Farage, like Enoch Powell before him, likes to raise impossible spectres so that voters, fearful of the future, will turn to him. Powell’s spectre was of a kind of bloodbath that would take place as a result of immigration: “As I look ahead I am filled with foreboding. Like the Roman, I seem to see ‘the River Tiber foaming with much blood.’” Compared to that, Farage’s effort at this year’s conference, like much of what he does, is laughable. And yet it isn’t. For the aim is the same. So he says that from 1 January next year,

nearly 30 million of the good people of Bulgaria and Romania have open access to our country, our welfare system our jobs market. How many will take advantage of that no one knows. The Home Office don’t have any idea at all. The previous estimate was 13,000 in total. Migration Watch thinks 50,000 a year. It could be many times that.

Then he gets to crime, and the threat becomes more sinister, more dangerous:

There is an even darker side to the opening of the door in January. London is already experiencing a Romanian crime wave. There have been an astounding 27,500 arrests in the Metropolitan Police area in the last five years. 92 per cent of ATM crime is committed by Romanians.
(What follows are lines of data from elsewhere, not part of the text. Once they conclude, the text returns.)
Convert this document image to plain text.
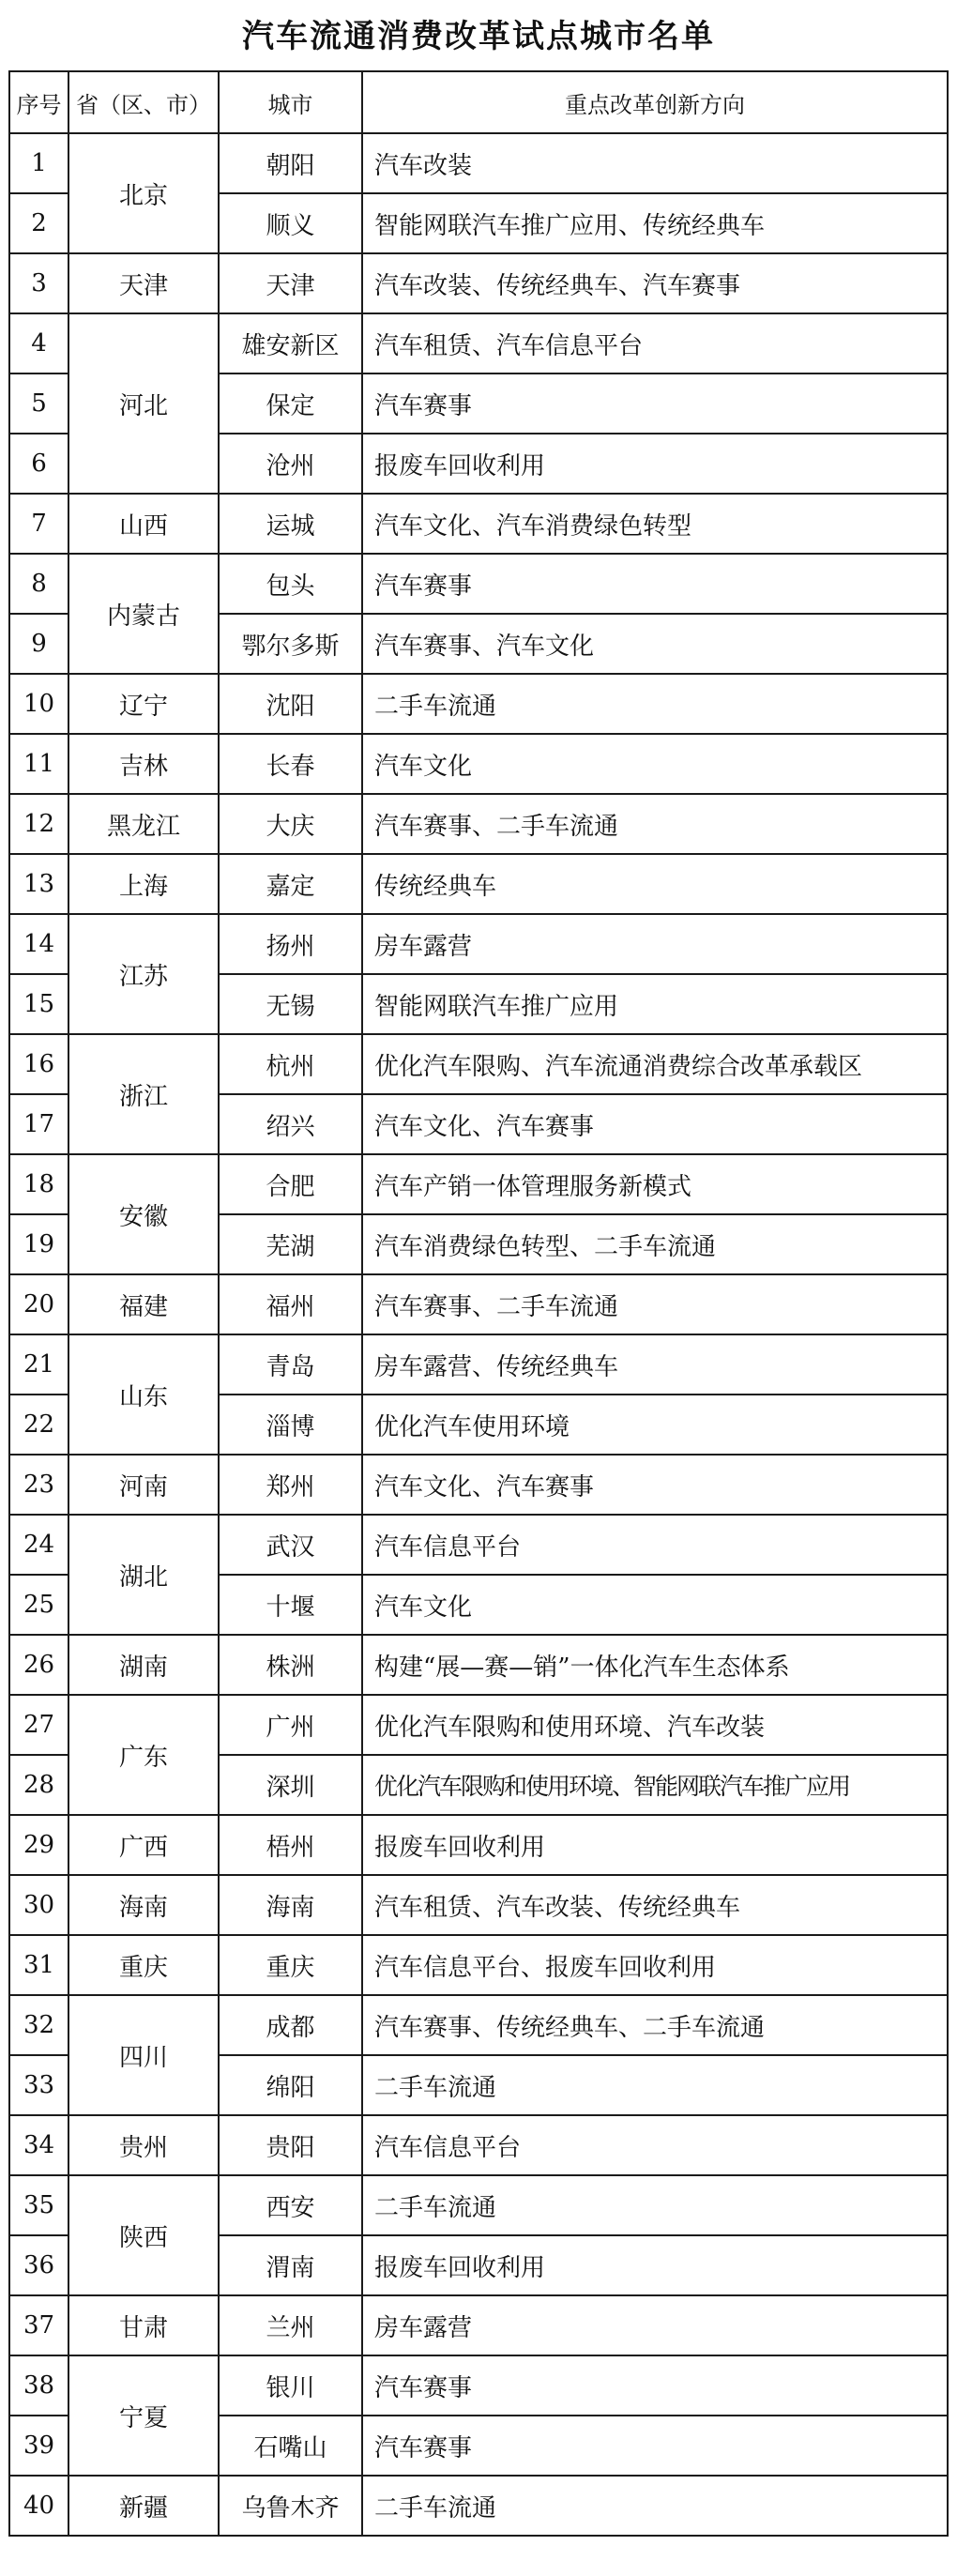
汽车流通消费改革试点城市名单
序号	省（区、市）	城市	重点改革创新方向
1	北京	朝阳	汽车改装
2		顺义	智能网联汽车推广应用、传统经典车
3	天津	天津	汽车改装、传统经典车、汽车赛事
4	河北	雄安新区	汽车租赁、汽车信息平台
5		保定	汽车赛事
6		沧州	报废车回收利用
7	山西	运城	汽车文化、汽车消费绿色转型
8	内蒙古	包头	汽车赛事
9		鄂尔多斯	汽车赛事、汽车文化
10	辽宁	沈阳	二手车流通
11	吉林	长春	汽车文化
12	黑龙江	大庆	汽车赛事、二手车流通
13	上海	嘉定	传统经典车
14	江苏	扬州	房车露营
15		无锡	智能网联汽车推广应用
16	浙江	杭州	优化汽车限购、汽车流通消费综合改革承载区
17		绍兴	汽车文化、汽车赛事
18	安徽	合肥	汽车产销一体管理服务新模式
19		芜湖	汽车消费绿色转型、二手车流通
20	福建	福州	汽车赛事、二手车流通
21	山东	青岛	房车露营、传统经典车
22		淄博	优化汽车使用环境
23	河南	郑州	汽车文化、汽车赛事
24	湖北	武汉	汽车信息平台
25		十堰	汽车文化
26	湖南	株洲	构建“展—赛—销”一体化汽车生态体系
27	广东	广州	优化汽车限购和使用环境、汽车改装
28		深圳	优化汽车限购和使用环境、智能网联汽车推广应用
29	广西	梧州	报废车回收利用
30	海南	海南	汽车租赁、汽车改装、传统经典车
31	重庆	重庆	汽车信息平台、报废车回收利用
32	四川	成都	汽车赛事、传统经典车、二手车流通
33		绵阳	二手车流通
34	贵州	贵阳	汽车信息平台
35	陕西	西安	二手车流通
36		渭南	报废车回收利用
37	甘肃	兰州	房车露营
38	宁夏	银川	汽车赛事
39		石嘴山	汽车赛事
40	新疆	乌鲁木齐	二手车流通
This gets to the heart of the immigration policy that UKIP wants, we should not welcome foreign criminal gangs and we must deport those who have committed offences.
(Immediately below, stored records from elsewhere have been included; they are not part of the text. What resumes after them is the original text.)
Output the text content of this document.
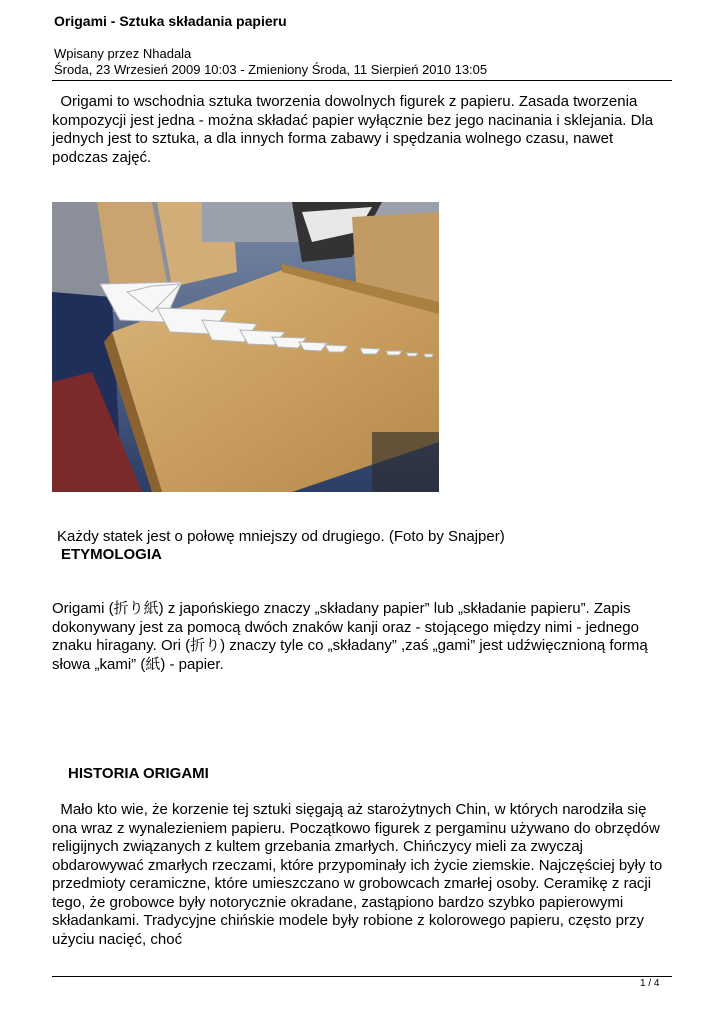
Origami - Sztuka składania papieru
Wpisany przez Nhadala
Środa, 23 Wrzesień 2009 10:03 - Zmieniony Środa, 11 Sierpień 2010 13:05

Origami to wschodnia sztuka tworzenia dowolnych figurek z papieru. Zasada tworzenia kompozycji jest jedna - można składać papier wyłącznie bez jego nacinania i sklejania. Dla jednych jest to sztuka, a dla innych forma zabawy i spędzania wolnego czasu, nawet podczas zajęć.

Każdy statek jest o połowę mniejszy od drugiego. (Foto by Snajper)
ETYMOLOGIA

Origami (折り紙) z japońskiego znaczy „składany papier” lub „składanie papieru”. Zapis dokonywany jest za pomocą dwóch znaków kanji oraz - stojącego między nimi - jednego znaku hiragany. Ori (折り) znaczy tyle co „składany” ,zaś „gami” jest udźwięcznioną formą słowa „kami” (紙) - papier.

HISTORIA ORIGAMI

Mało kto wie, że korzenie tej sztuki sięgają aż starożytnych Chin, w których narodziła się ona wraz z wynalezieniem papieru. Początkowo figurek z pergaminu używano do obrzędów religijnych związanych z kultem grzebania zmarłych. Chińczycy mieli za zwyczaj obdarowywać zmarłych rzeczami, które przypominały ich życie ziemskie. Najczęściej były to przedmioty ceramiczne, które umieszczano w grobowcach zmarłej osoby. Ceramikę z racji tego, że grobowce były notorycznie okradane, zastąpiono bardzo szybko papierowymi składankami. Tradycyjne chińskie modele były robione z kolorowego papieru, często przy użyciu nacięć, choć

1 / 4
The statistics here are used in an extremely doubtful way, and HOPE not Hate explains this better than I can – go to the following link and scroll down a bit:

FactCheck: Nigel Farage’s Ukip conference speech

All this is worrying. Of course, some of the scandals associated with UKIP are about the usual jealousies and infighting that go on in any political party. But we should take their racism and xenophobia seriously. When Powell talked of blood, ethnic minorities were attacked and people died. There are similar consequences when Farage does his anti-Romanian rant. HOPE not Hate tells how, in the Eastleigh by-election, the UKIP candidate linked Romanians with “a natural propensity to crime”. Shortly after, two young Romanian workers were attacked in Brighton because their language sounded “East European”. It is partly the rhetoric used, and the images conjured up, by Farage and UKIP as well as the fascists of the BNP and the EDL, that has led to the spate of recent racist attacks on my Afghan-British neighbours as they drive their taxis in the small hours.

And I suppose the question is: Do we want UKIP to get its hands on the levers of power? Because I suspect that, if they do, hostilities will cease between UKIP, the BNP and the EDL. And then we’ll find out whether UKIP is fascist or not.

I think that fascist parties should be banned. And UKIP?